Acting as a medium or necromancer with the goal of opposing enemies of God would be as if someone decided to murder on behalf of God, when it is God's nature that renders murder evil and God's commands that reveal the obligation to abstain from it. No situation legitimizes the likes of murder (Genesis 9:6, Exodus 20:13, 12-14, 20-21, and so on), just like other sins such as eating blood (Genesis 9:4, Leviticus 17:10-14, etc.) or kidnapping (Exodus 21:16, Deuteronomy 24:7). In contrast, the permissibility of something like divorce is objectively situational (Exodus 21:10-11, Deuteronomy 21:10-14, 24:1-4, 1 Corinthians 7:15; see also verses like Exodus 21:26-27 and 1 Corinthians 5:9-11). Consulting the dead is in this sense like murder or kidnapping rather than divorce. It is vile without any Biblically clarified or logically necessary exceptions. Murder, kidnapping, and necromancy merit the same punishment, in fact. This course of action would not become valid even if the doer simply intends to gather information for an exorcism.

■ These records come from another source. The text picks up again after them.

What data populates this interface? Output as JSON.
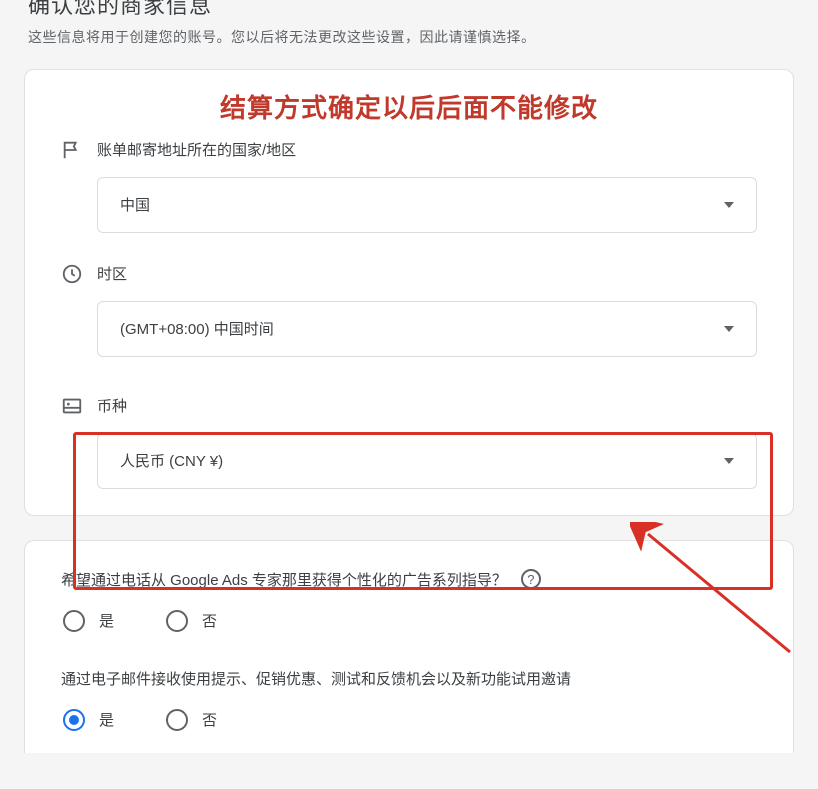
{
  "header": {
    "title_partial": "确认您的商家信息",
    "subtitle": "这些信息将用于创建您的账号。您以后将无法更改这些设置，因此请谨慎选择。"
  },
  "annotation": "结算方式确定以后后面不能修改",
  "fields": {
    "country": {
      "label": "账单邮寄地址所在的国家/地区",
      "value": "中国"
    },
    "timezone": {
      "label": "时区",
      "value": "(GMT+08:00) 中国时间"
    },
    "currency": {
      "label": "币种",
      "value": "人民币 (CNY ¥)"
    }
  },
  "questions": {
    "phone": {
      "text": "希望通过电话从 Google Ads 专家那里获得个性化的广告系列指导？",
      "options": {
        "yes": "是",
        "no": "否"
      },
      "selected": null
    },
    "email": {
      "text": "通过电子邮件接收使用提示、促销优惠、测试和反馈机会以及新功能试用邀请",
      "options": {
        "yes": "是",
        "no": "否"
      },
      "selected": "yes"
    }
  }
}
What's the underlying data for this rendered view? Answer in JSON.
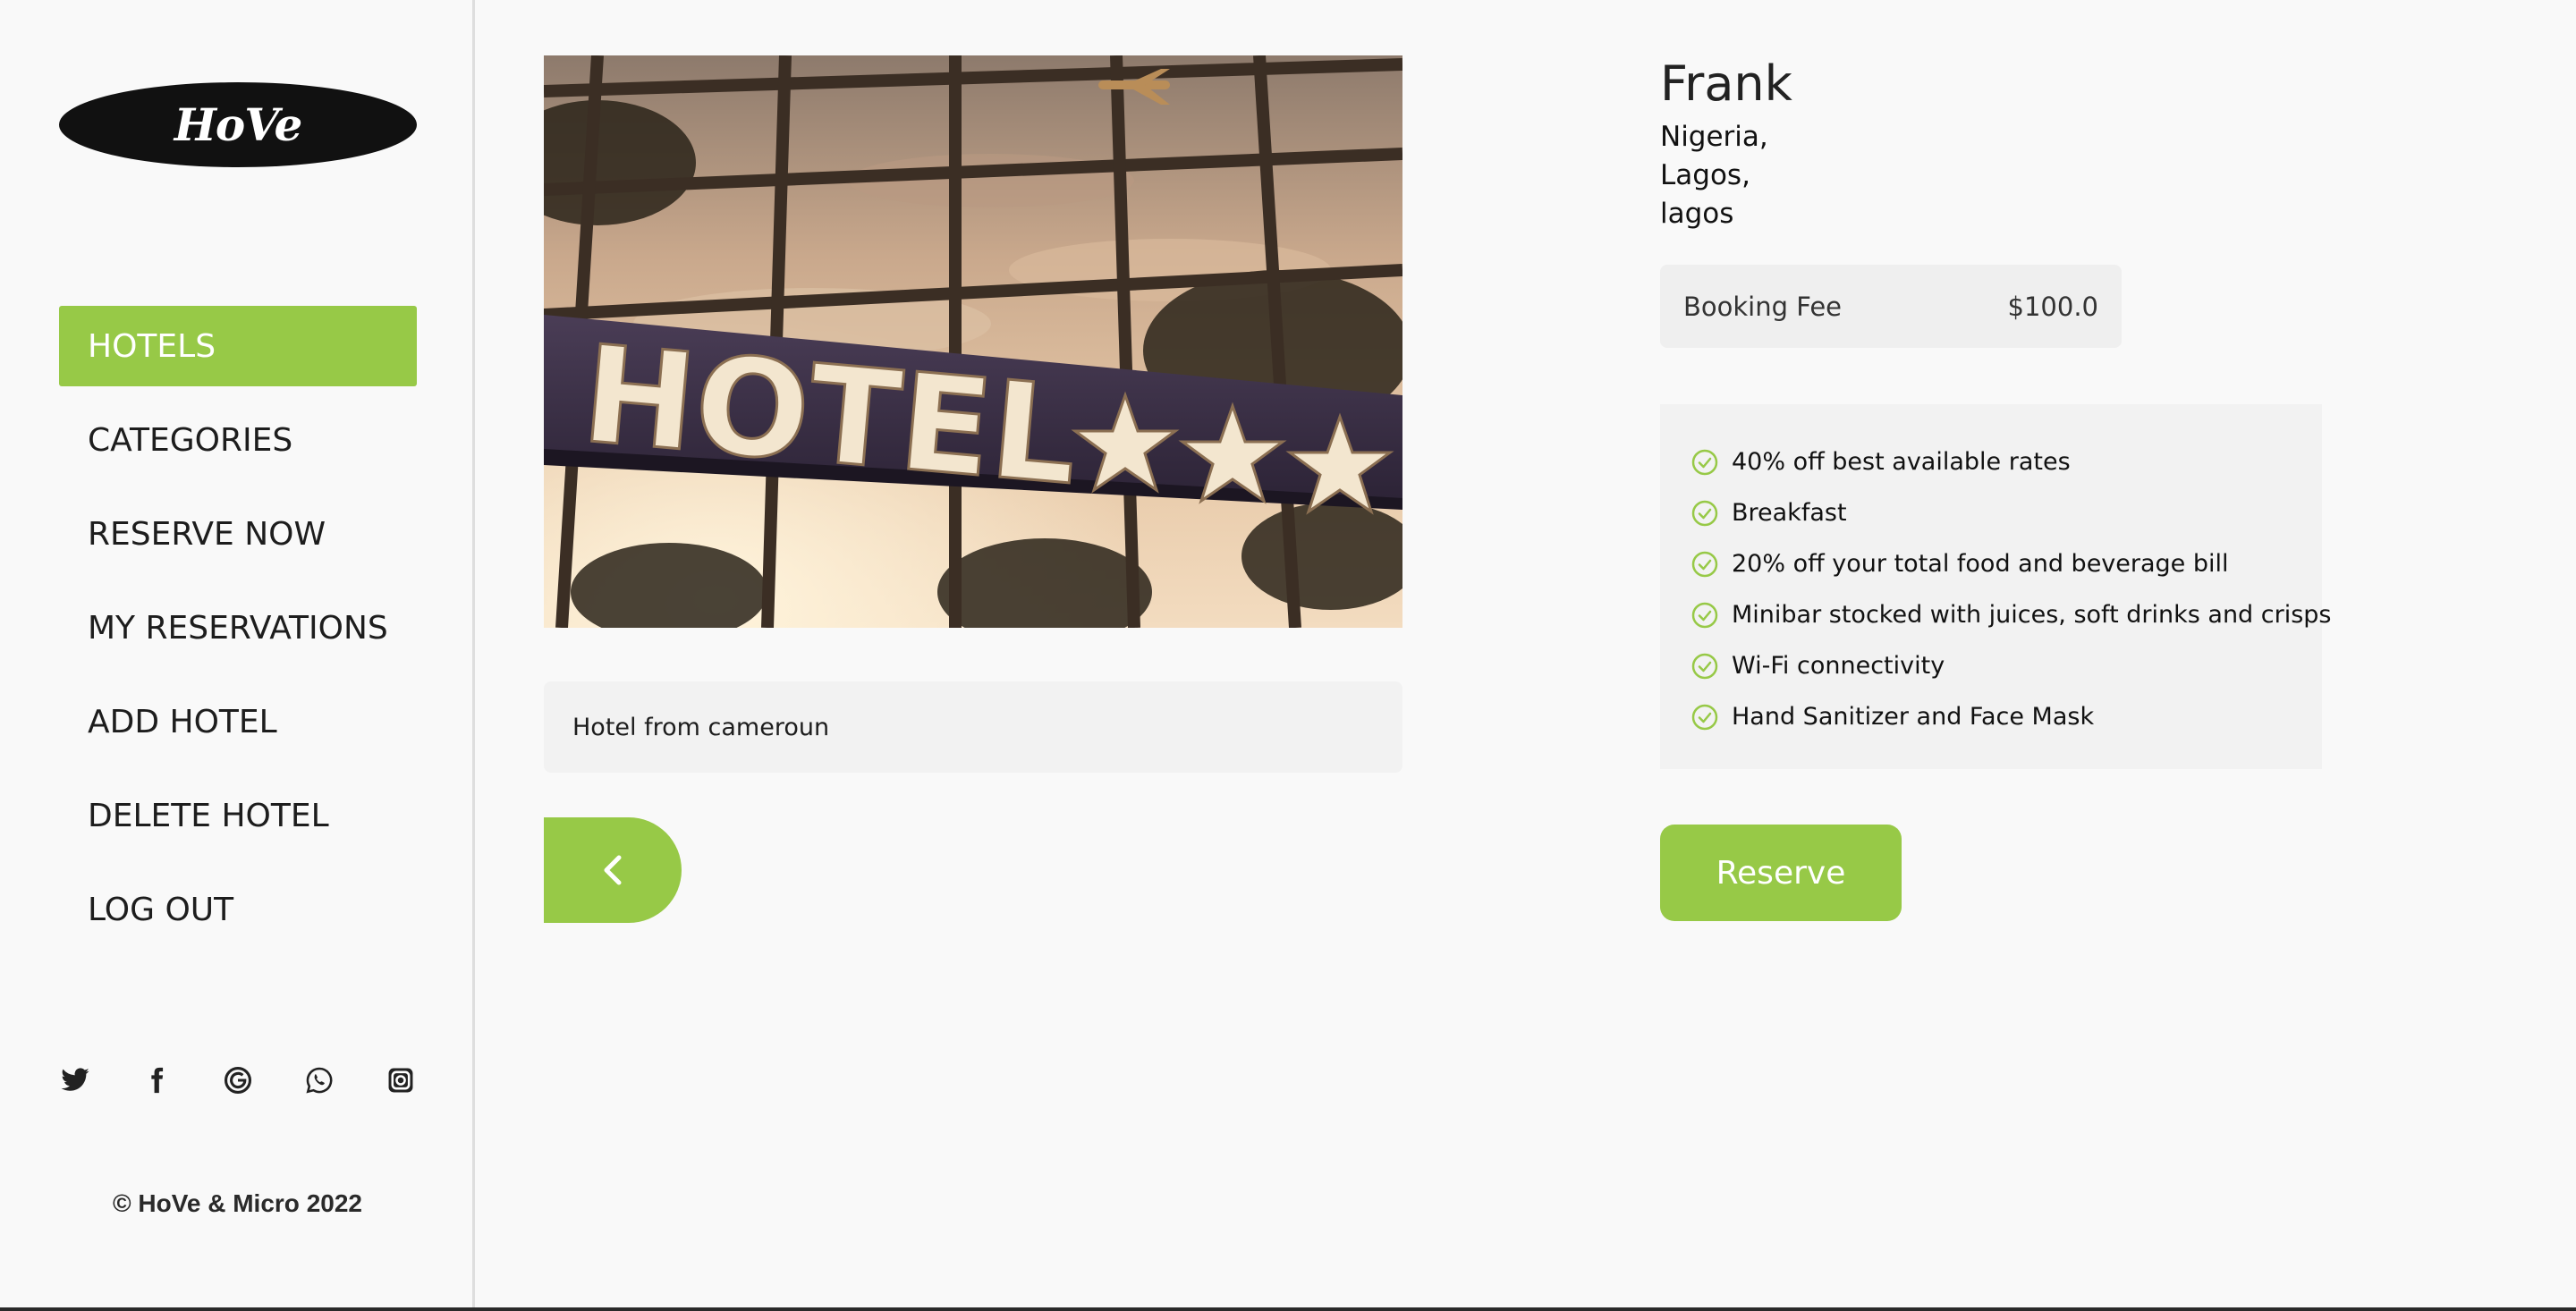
{
  "brand": {
    "logo_text": "HoVe",
    "accent_color": "#97c947"
  },
  "sidebar": {
    "nav": [
      {
        "label": "HOTELS",
        "active": true
      },
      {
        "label": "CATEGORIES",
        "active": false
      },
      {
        "label": "RESERVE NOW",
        "active": false
      },
      {
        "label": "MY RESERVATIONS",
        "active": false
      },
      {
        "label": "ADD HOTEL",
        "active": false
      },
      {
        "label": "DELETE HOTEL",
        "active": false
      },
      {
        "label": "LOG OUT",
        "active": false
      }
    ],
    "social_icons": [
      "twitter-icon",
      "facebook-icon",
      "google-icon",
      "whatsapp-icon",
      "instagram-icon"
    ],
    "copyright": "© HoVe & Micro 2022"
  },
  "hotel": {
    "image": {
      "sign_text": "HOTEL",
      "stars": 3
    },
    "description": "Hotel from cameroun",
    "name": "Frank",
    "location": [
      "Nigeria,",
      "Lagos,",
      "lagos"
    ],
    "booking_fee_label": "Booking Fee",
    "booking_fee_value": "$100.0",
    "perks": [
      "40% off best available rates",
      "Breakfast",
      "20% off your total food and beverage bill",
      "Minibar stocked with juices, soft drinks and crisps",
      "Wi-Fi connectivity",
      "Hand Sanitizer and Face Mask"
    ],
    "reserve_label": "Reserve",
    "back_icon": "chevron-left-icon"
  }
}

Enjoying artistic works that feature sorcery or necromancy, even if they portray such things as morally positive or as if genuine Judeo-Christianity permits them under the "right" circumstances, is certainly not sinful for the viewer/reader/player, given that they do not enjoy the work specifically because it promotes something wicked. A vast difference exists between believing or practicing something erroneous and exploring or appreciating the artistic merits of a work that includes such material. Yet one might hear a great deal of complaints by some evangelicals about alleged users of benevolent magic in certain literary franchises acting contrary to Biblical ethics, but I have never personally encountered anyone outside of my inner circle who objected to the actions of the Warrens, either the actual couple or their fictionalized counterparts of the Conjuring films, from within the context of the very worldview that supposedly compels them to fight demons.
In addition to the sins themselves being declared so inflexibly egregious by the Bible that they deserve execution—and condemned in a manner that firmly acknowledges the illogicality of sexism, racism, and relativism since the text condemns men, women, Jews, and Gentiles who practice mediumship/necromancy—the Warrens err in their hypocrisy. Beyond such sins simply having their immoral status no matter who carries them out, the Lorraine and Ed Warren of cinema and the real-life couple ostensibly hold to the religious philosophy of the Bible, which forbids some of the very behaviors they engage in as detestable deeds warranting death. Hypocrisy of this sort is flagrant, especially when the hypocrites have had decades upon decades to reflect rationally upon the nature of their worldview and profession.